Although carried along by a handful of artists releasing records, the folk-music
scene's development was still only as a sort of cult phenomenon in bohemian circles in places like New York City (especially
Greenwich Village and North Beach), and in the college and university districts of cities like Boston, Denver, Chicago and
elsewhere. It was hip, but not terribly widespread.
In the 1950s and after, acoustic folk-song performance became associated with the coffee houses, private parties,
open-air concerts and sing-alongs, and college-campus concerts. It blended, to some degree, with the so-called beatnik scene,
and dedicated singers of folk songs (as well as folk-influenced original material) traveled through what was called "the
coffee-house circuit" across the U.S. and Canada.
The folk revival is closely
associated with the career of The Weavers, formed in November of 1948 by Pete Seeger, Lee Hays, Fred Hellerman, and Ronnie
Gilbert of People's Songs, of which Seeger had been president and Hays executive secretary. People's Songs, which
disbanded in 1948-49, had been a clearing house for labor movement songs (and in particular, the CIO, which at the time was
one of the few if not the only union that was racially integrated), and in 1948 had thrown all its resources to the failed
presidential campaign of Progressive Party candidate Henry Wallace, a folk music aficionado (his running mate was a country
music singer-guitarist). Hays and Seeger had formerly sung together as the politically activist Almanac Singers, a group which
they founded in 1941 and whose personnel often included Woody Guthrie, Josh White, Lead Belly, Cisco Houston, and Bess Lomax
Hawes. The Weavers had a big hit in 1950 with the single of Lead Belly's "Goodnight, Irene". This was number
one on the Billboard charts for many months. On its flip side was Tzena, Tzena, Tzena, an Israeli dance song that concurrently
reached number two on the charts. This was followed by a string of Weaver hit singles that sold millions, including "So
Long It's Been Good to Know You" (by Woody Guthrie) and "Kisses Sweeter Than Wine". The Weavers' career
ended abruptly when they were dropped from Decca's catalog because Pete Seeger had been listed in the publication Red
Channels as a probable subversive. Radio stations refused to play their records and concert venues canceled their engagements.
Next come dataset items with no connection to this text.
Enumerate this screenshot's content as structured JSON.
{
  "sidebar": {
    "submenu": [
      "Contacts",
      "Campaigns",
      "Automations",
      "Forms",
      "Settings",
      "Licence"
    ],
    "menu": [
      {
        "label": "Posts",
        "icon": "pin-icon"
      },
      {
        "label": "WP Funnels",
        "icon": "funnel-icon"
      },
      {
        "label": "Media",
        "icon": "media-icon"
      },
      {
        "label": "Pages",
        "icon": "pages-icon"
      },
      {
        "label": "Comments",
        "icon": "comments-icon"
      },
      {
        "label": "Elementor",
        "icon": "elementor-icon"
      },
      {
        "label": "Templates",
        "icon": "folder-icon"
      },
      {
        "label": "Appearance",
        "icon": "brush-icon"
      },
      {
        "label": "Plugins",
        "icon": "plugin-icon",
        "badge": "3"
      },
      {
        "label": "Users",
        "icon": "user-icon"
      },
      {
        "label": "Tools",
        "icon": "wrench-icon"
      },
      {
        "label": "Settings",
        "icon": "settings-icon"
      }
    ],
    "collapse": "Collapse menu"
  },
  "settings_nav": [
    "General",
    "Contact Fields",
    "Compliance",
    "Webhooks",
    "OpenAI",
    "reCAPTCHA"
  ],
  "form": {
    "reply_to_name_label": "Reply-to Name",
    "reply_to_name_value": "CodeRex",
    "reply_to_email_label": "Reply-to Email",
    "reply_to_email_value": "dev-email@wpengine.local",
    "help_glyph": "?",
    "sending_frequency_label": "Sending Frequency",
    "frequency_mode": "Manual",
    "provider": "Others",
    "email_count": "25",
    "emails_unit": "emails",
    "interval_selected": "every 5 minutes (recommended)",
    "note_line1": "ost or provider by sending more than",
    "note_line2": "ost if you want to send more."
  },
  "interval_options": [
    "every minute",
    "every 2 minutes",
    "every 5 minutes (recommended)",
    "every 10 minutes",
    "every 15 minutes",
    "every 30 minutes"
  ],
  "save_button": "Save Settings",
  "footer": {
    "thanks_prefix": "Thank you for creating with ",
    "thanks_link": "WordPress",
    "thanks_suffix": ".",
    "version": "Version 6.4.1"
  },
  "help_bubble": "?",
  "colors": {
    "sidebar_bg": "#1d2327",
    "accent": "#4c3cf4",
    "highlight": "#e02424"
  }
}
A former employee of People's Songs, Harvey Matusow, himself a former Communist Party member, had informed the FBI that
the Weavers were Communists, too, although Matsuow later recanted and admitted he had lied. Pete Seeger and Lee Hays were
called to testify before the House Un-American Activities Committee in 1955. Despite this, a Christmas Weaver reunion concert
in 1955 was a smash success and the Vanguard LP album of that concert, issued in 1957, was one of the top sellers of that
year, followed by other smash albums.